On the first floor, the salon rouge was described by Grande Dame, a magazine dedicated to elegance and the arts, in 1894: “It feels like you have entered an Arab mosque. In terms of line and colour, it is pure Orient. Three white arcades – like one finds in a Moorish house – and arches from which hanging little lamps made of enamelled glass – separates the rest of the room from a sort of retreat in which there is a very low bed, covered with a fabric one finds only in places such as Cairo, Constantinople or Damascus.”
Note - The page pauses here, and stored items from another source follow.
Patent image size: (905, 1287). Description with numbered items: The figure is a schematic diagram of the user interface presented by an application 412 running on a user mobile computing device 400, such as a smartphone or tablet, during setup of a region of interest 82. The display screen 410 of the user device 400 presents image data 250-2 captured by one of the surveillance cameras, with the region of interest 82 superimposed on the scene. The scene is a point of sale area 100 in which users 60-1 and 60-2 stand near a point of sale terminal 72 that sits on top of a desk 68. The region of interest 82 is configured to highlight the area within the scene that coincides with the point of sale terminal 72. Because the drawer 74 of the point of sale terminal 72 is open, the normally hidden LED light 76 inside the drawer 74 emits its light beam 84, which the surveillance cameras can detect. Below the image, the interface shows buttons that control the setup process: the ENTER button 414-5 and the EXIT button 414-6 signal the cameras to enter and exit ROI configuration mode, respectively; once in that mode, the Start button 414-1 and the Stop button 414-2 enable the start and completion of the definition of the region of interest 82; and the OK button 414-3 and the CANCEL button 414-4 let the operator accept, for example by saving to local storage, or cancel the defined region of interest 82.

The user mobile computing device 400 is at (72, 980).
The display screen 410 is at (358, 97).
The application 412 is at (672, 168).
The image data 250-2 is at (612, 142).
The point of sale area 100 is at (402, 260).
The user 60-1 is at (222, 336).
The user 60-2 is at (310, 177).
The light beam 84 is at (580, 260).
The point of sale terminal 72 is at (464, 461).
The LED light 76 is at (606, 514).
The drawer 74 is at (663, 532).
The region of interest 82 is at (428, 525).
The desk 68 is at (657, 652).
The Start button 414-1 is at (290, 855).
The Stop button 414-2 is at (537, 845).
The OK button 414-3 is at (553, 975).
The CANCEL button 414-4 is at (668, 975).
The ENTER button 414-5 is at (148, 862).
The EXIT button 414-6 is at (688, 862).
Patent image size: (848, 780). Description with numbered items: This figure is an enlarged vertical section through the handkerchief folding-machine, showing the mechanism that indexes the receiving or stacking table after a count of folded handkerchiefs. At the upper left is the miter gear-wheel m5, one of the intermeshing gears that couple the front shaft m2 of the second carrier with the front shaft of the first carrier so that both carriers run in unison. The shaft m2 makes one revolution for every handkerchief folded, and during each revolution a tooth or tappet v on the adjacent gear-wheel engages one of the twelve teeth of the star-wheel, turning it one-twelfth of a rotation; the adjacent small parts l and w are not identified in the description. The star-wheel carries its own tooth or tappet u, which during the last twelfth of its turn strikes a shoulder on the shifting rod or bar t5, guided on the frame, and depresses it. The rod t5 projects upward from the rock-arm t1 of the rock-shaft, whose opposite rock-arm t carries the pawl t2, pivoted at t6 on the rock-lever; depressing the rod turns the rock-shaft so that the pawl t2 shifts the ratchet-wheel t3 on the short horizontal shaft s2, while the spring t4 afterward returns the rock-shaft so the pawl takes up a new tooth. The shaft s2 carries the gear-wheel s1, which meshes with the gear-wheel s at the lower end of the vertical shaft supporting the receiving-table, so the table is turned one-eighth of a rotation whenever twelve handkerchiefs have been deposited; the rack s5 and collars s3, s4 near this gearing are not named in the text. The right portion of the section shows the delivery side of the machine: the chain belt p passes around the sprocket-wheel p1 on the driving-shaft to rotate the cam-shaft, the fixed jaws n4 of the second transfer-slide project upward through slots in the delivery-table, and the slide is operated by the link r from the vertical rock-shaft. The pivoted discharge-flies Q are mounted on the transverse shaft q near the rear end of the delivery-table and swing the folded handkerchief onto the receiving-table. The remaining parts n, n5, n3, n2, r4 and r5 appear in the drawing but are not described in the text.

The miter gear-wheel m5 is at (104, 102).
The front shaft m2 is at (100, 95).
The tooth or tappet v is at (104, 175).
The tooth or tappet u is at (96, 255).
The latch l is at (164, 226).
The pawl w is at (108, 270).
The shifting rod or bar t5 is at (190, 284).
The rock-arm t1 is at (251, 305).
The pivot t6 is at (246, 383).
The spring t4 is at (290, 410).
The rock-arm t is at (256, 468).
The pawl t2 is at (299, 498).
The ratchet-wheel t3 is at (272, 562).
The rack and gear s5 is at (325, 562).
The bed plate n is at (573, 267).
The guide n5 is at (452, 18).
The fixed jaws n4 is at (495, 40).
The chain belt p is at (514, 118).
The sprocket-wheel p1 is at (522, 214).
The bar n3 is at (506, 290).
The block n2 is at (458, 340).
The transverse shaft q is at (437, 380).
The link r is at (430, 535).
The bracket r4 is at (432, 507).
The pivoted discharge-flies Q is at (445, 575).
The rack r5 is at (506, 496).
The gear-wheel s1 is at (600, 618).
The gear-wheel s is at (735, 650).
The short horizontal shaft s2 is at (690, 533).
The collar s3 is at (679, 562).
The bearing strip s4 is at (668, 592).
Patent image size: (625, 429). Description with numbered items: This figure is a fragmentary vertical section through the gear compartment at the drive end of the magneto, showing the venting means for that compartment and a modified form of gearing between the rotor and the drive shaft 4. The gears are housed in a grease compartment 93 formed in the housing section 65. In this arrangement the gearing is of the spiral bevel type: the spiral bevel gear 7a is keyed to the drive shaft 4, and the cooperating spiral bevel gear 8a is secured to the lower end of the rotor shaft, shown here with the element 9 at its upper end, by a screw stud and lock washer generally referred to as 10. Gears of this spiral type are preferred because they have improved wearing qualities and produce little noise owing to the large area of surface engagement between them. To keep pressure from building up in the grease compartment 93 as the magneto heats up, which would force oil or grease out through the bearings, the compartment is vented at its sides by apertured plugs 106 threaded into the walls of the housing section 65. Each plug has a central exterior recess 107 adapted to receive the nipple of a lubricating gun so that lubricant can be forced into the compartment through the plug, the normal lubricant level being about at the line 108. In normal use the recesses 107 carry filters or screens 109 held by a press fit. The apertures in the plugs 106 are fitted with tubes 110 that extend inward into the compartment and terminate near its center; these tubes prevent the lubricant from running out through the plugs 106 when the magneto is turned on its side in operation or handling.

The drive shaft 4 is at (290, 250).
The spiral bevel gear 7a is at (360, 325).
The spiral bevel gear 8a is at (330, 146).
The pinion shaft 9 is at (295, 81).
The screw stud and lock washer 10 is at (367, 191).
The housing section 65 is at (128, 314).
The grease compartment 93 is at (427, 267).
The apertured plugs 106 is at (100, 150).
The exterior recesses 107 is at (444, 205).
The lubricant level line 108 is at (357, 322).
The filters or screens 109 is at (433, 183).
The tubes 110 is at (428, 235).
Musée Jean-Jacques Henner, Salon Rouge

The painted frieze in the gallery.

Tiles in the gallery

The house in avenue de Villiers was purchased from Dufube’s heirs in 1921 by Marie Henner, in order to create a museum dedicated to the works of her uncle, Jean-Jacques Henner, a contemporary of Guillaume Dufube.  The collections tell the story of Henner’s life as a highly successful artist, from the early days in his native Alsace to his stay at the Villa Medici after his Prix de Rome and finally to Paris.

Recent renovations have been dedicated to re-creating the house’s nineteenth century atmosphere, which had been partly lost in earlier restoration work. The walls have been painted in their original colours and Jean-Jacques Henner’s paintings are now hung in dense groups, which is both extremely contemporary and at the same time reminiscent of the nineteenth century.

Jean-Jacques Henner's nymph paintings

Musée Henner, Living Room

The painting which made Jean-Jacques Henner’s name, “L’Alsace. Elle Attend” (1871). This painting marked the loss of Alsace and part of Lorraine to the new German Empire following the 1870 Franco-Prussian war.

L'Alsace. Elle attend

The top floor of the house, made into a studio in 1894, shows a selection of sketches and paintings, together with furniture, sculptures and objects that belonged to Henner.

Musee Jean Jacques Henner. The Studio.